Reich: And Brennan’s been through [Upright Citizens Brigade], and I’ve been through UCB, and so many of us have had this training. But Hollywood told us for years and years that there was no great way to capture this on film. And here we are. It’s kind of serendipitous and magical.
Mulligan: Yeah. It’s very special. The impostor syndrome is very real, but I find myself bouncing back and forth between the feeling of — When Wayne Brady says something like that, you sort of can’t accept something that nice. So you deflect it away. But also, I feel like there’s something that would be too glib and dismissive to not be cognizant about the incredible fortune that we’ve had.
If you have a sober eye and look around at the entertainment landscape at other places that are able to celebrate improv and celebrate spontaneous comedy, whether on Game Changer or Make Some Noise and things that push the envelope and play with the form — or even, one of my favorite things to do with Dimension 20 is taking improv comedians, who their entire creative life has been around following game, comedic beats, very in that UCB sketch structure, and let them open their narrative wings and really dip into storytelling in a way they often don’t get an opportunity to do on stage. So on the one hand, yes, very much impostor syndrome, and Oh, something that nice can’t be true. And then on the other hand, I do recognize the rare air we are breathing with having a space like this, so that’s really wonderful.
I wasn’t completely certain that you’d slipped some stealth reveals into the announcement video, but I figured it was pretty likely. Which of them are you most looking forward to? Or, do you have a favorite Easter egg snuck into the video?

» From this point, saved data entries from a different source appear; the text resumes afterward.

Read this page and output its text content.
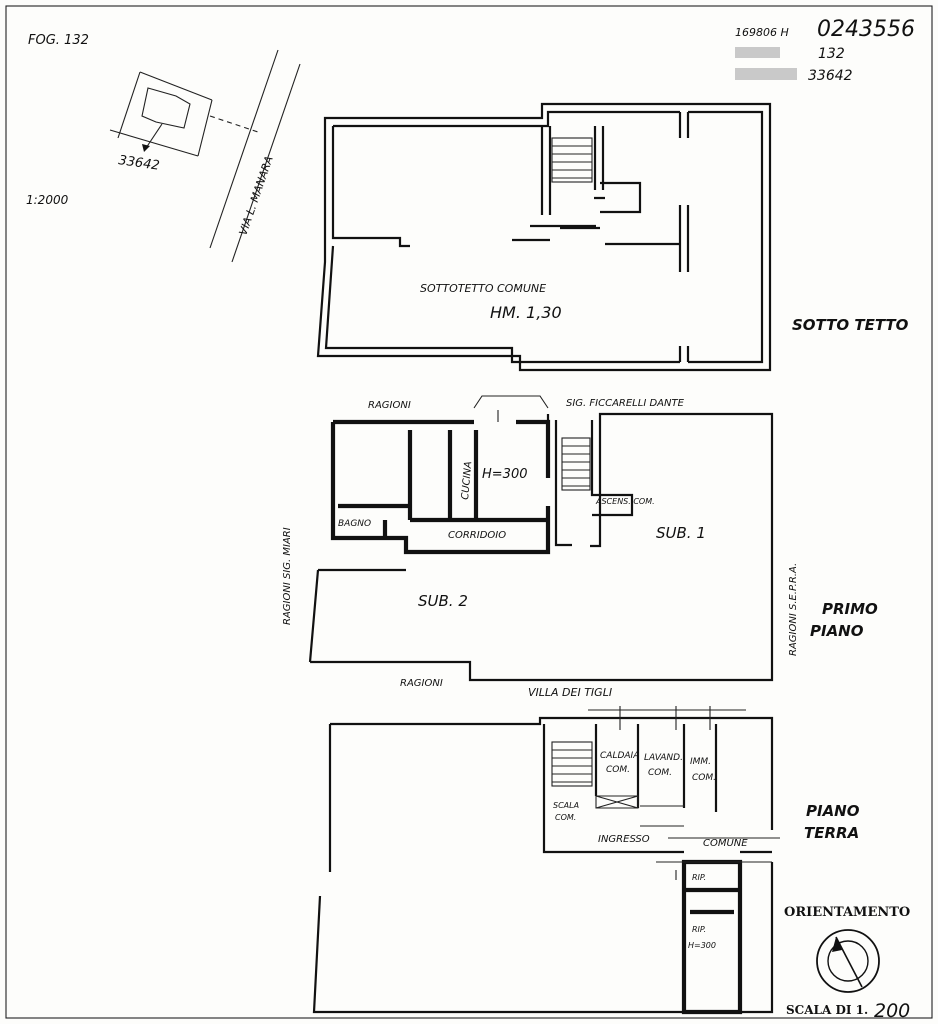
FOG. 132
169806 H 0243556
132
33642
33642	VIA L. MANARA
1:2000
SOTTOTETTO COMUNE
HM. 1,30
SOTTO TETTO
RAGIONI	SIG. FICCARELLI DANTE
RAGIONI SIG. MIARI	RAGIONI S.E.P.R.A.
RAGIONI
VILLA DEI TIGLI
CUCINA H=300
BAGNO
CORRIDOIO
ASCENS. COM.
SUB. 1
SUB. 2	PRIMO
PIANO
CALDAIA
COM.
LAVAND.
COM.
IMM.
COM.
SCALA
COM.
INGRESSO	COMUNE
RIP.
RIP.
H=300
PIANO
TERRA
ORIENTAMENTO
SCALA DI 1. 200
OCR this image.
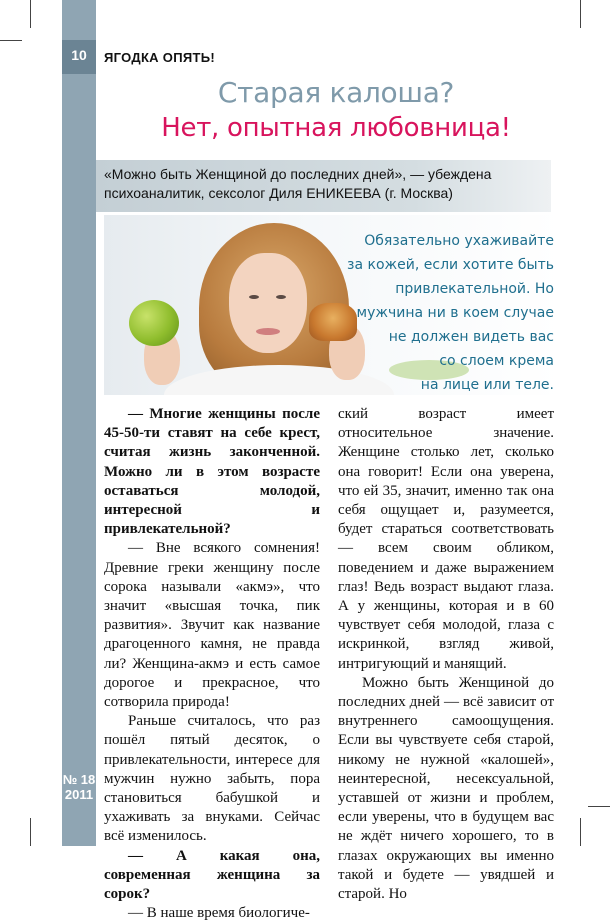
10	ЯГОДКА ОПЯТЬ!
Старая калоша?
Нет, опытная любовница!
«Можно быть Женщиной до последних дней», — убеждена психоаналитик, сексолог Диля ЕНИКЕЕВА (г. Москва)
Обязательно ухаживайте
за кожей, если хотите быть
привлекательной. Но
мужчина ни в коем случае
не должен видеть вас
со слоем крема
на лице или теле.

— Многие женщины после 45-50-ти ставят на себе крест, считая жизнь законченной. Можно ли в этом возрасте оставаться молодой, интересной и привлекательной?

— Вне всякого сомнения! Древние греки женщину после сорока называли «акмэ», что значит «высшая точка, пик развития». Звучит как название драгоценного камня, не правда ли? Женщина-акмэ и есть самое дорогое и прекрасное, что сотворила природа!

Раньше считалось, что раз пошёл пятый десяток, о привлекательности, интересе для мужчин нужно забыть, пора становиться бабушкой и ухаживать за внуками. Сейчас всё изменилось.

— А какая она, современная женщина за сорок?

— В наше время биологиче-

ский возраст имеет относительное значение. Женщине столько лет, сколько она говорит! Если она уверена, что ей 35, значит, именно так она себя ощущает и, разумеется, будет стараться соответствовать — всем своим обликом, поведением и даже выражением глаз! Ведь возраст выдают глаза. А у женщины, которая и в 60 чувствует себя молодой, глаза с искринкой, взгляд живой, интригующий и манящий.

Можно быть Женщиной до последних дней — всё зависит от внутреннего самоощущения. Если вы чувствуете себя старой, никому не нужной «калошей», неинтересной, несексуальной, уставшей от жизни и проблем, если уверены, что в будущем вас не ждёт ничего хорошего, то в глазах окружающих вы именно такой и будете — увядшей и старой. Но

№ 18
2011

Reich: OK, the one that Brennan did the episode of recently that I was wild about is a show we’re calling Very Important People. And it’s a reboot of something we did 12 or 13 years ago on CollegeHumor.

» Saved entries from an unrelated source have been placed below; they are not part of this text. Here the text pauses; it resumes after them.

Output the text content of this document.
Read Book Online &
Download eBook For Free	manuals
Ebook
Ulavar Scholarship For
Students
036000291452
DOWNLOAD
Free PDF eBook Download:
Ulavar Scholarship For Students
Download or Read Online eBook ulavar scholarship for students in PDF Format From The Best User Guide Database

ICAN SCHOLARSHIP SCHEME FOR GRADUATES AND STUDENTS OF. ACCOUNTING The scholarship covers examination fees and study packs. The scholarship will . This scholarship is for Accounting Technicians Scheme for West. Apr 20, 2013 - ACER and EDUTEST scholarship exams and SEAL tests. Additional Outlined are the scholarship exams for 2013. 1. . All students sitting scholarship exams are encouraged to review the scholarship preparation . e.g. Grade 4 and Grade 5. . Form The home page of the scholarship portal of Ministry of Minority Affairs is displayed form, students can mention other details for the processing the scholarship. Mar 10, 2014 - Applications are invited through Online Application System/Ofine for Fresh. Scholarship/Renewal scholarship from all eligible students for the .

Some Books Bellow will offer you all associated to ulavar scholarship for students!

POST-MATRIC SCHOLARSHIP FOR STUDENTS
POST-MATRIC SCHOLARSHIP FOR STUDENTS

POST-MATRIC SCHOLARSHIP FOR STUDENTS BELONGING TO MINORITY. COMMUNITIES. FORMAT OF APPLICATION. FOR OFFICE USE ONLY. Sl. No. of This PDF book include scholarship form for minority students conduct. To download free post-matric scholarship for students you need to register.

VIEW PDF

Mulligan: One of my favorite CollegeHumor things of all time when I was a fan at home watching CollegeHumor.
Reich: [And it was] called Hello My Name Is. And the format was that we would put, specifically Josh Ruben, in really ambitious makeup, and we would sit him down for a Charlie Rose-style interview in that character, which he would have only a minute to create. We rebooted that as Very Important People. Vic Michaelis is hosting, and the cast is this rotating cast of characters from our improv world and it’s so… Every once in a while I get what I call the “quality chills”? I got quality chills while I was watching the Dungeons and Drag Queens shoot; this creepy-crawly sensation on your back like, This is really good. Because this is really good. A lot of quality chills.
Mulligan: Hell yeah.
Brennan, do you have a favorite Easter egg from the video?
Reich: There are three seasons of Dimension 20 in that lineup of quick titles…

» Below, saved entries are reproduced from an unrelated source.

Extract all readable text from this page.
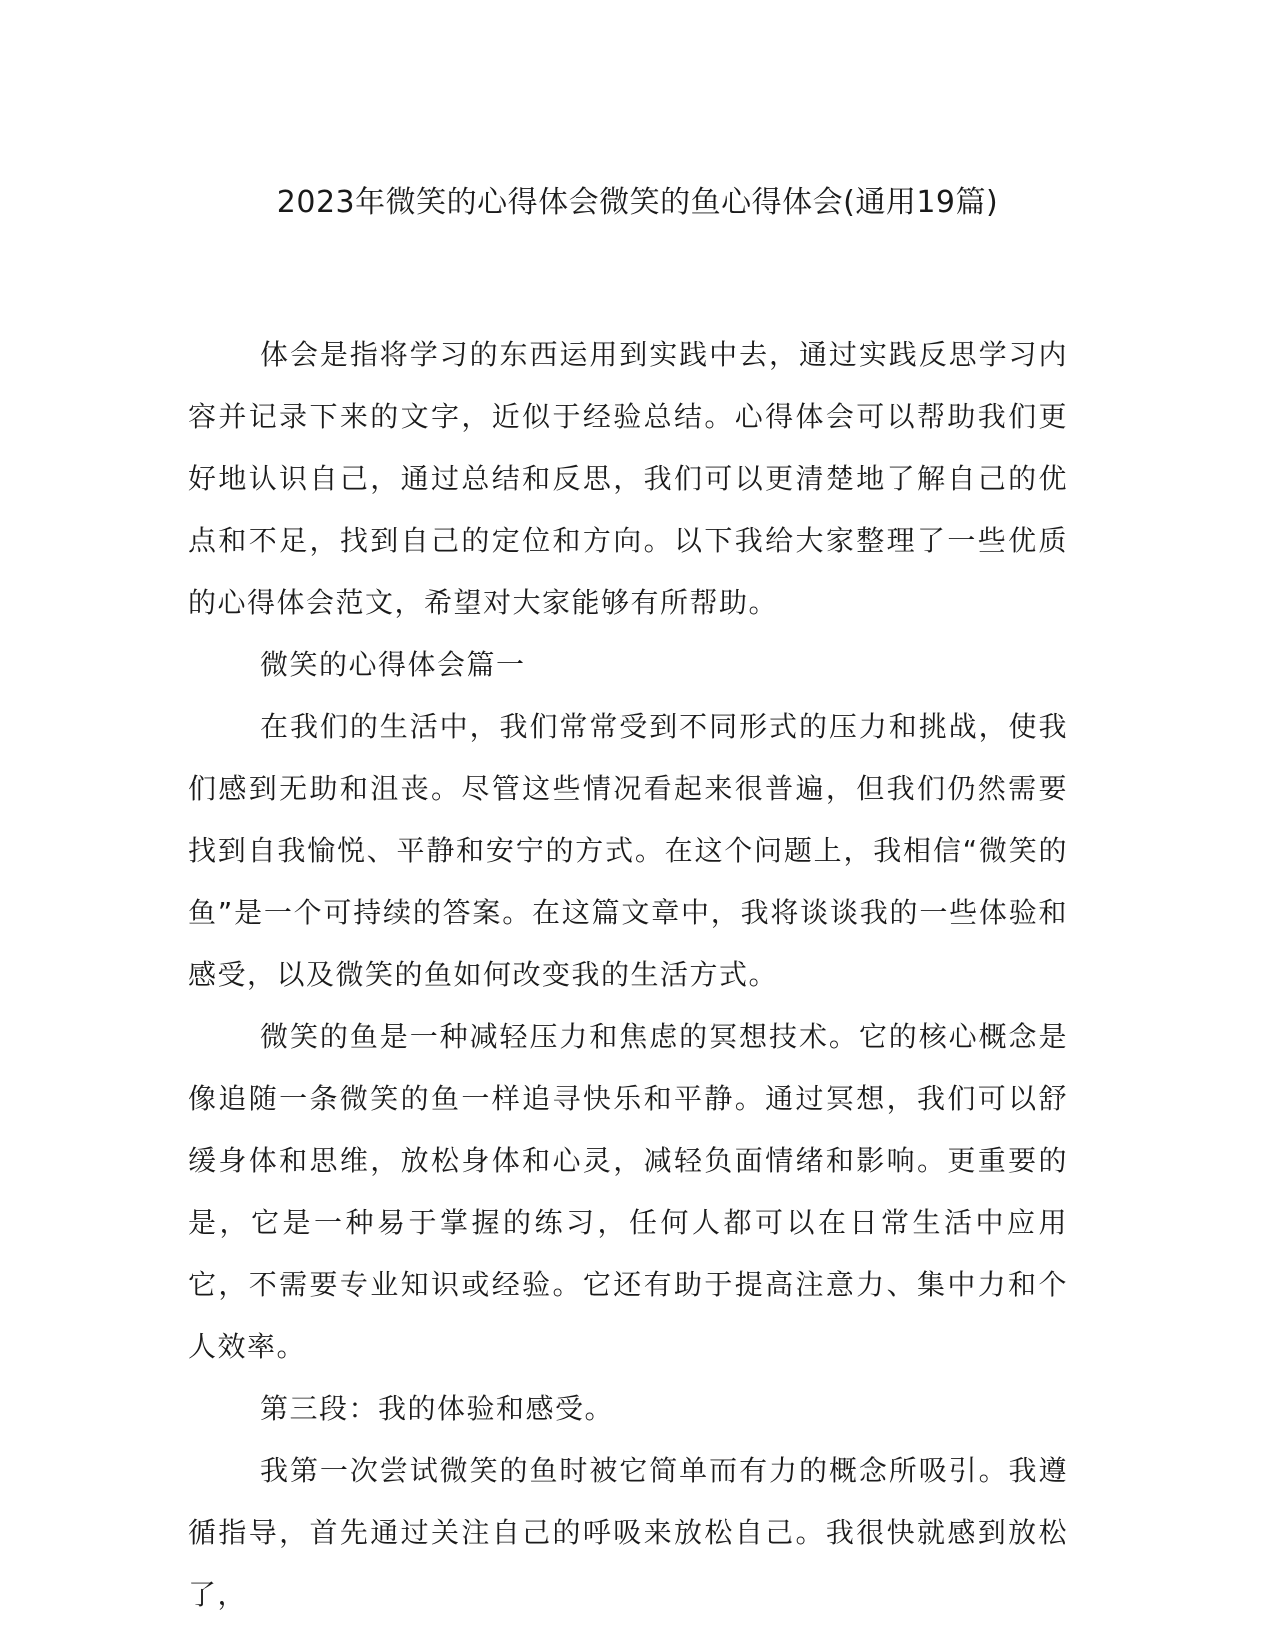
2023年微笑的心得体会微笑的鱼心得体会(通用19篇)

体会是指将学习的东西运用到实践中去，通过实践反思学习内容并记录下来的文字，近似于经验总结。心得体会可以帮助我们更好地认识自己，通过总结和反思，我们可以更清楚地了解自己的优点和不足，找到自己的定位和方向。以下我给大家整理了一些优质的心得体会范文，希望对大家能够有所帮助。

微笑的心得体会篇一

在我们的生活中，我们常常受到不同形式的压力和挑战，使我们感到无助和沮丧。尽管这些情况看起来很普遍，但我们仍然需要找到自我愉悦、平静和安宁的方式。在这个问题上，我相信“微笑的鱼”是一个可持续的答案。在这篇文章中，我将谈谈我的一些体验和感受，以及微笑的鱼如何改变我的生活方式。

微笑的鱼是一种减轻压力和焦虑的冥想技术。它的核心概念是像追随一条微笑的鱼一样追寻快乐和平静。通过冥想，我们可以舒缓身体和思维，放松身体和心灵，减轻负面情绪和影响。更重要的是，它是一种易于掌握的练习，任何人都可以在日常生活中应用它，不需要专业知识或经验。它还有助于提高注意力、集中力和个人效率。

第三段：我的体验和感受。

我第一次尝试微笑的鱼时被它简单而有力的概念所吸引。我遵循指导，首先通过关注自己的呼吸来放松自己。我很快就感到放松了，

Mulligan: Do I have a favorite Easter egg? All I’m gonna say is this: The bag of chips I eat in the video was a real bag of chips, and I really ate the whole bag by myself. So when you see me finish the bag on camera, I housed that whole bag of chips. And I don’t want anyone to say that’s movie magic. I don’t want anyone to say that that was fake. That was an entire bag of Cool Ranch Doritos hidden in a Chompsky’s bag that the art department made, and I put that whole thing to bed. I don’t ask for much, but I’m gonna good and goddamn get my credit: I ate the whole bag of chips, OK?
Reich: This is not an endorsement. The Chompsky’s company does not confirm or deny that Chompsky’s chips are in fact Cool Ranch Doritos.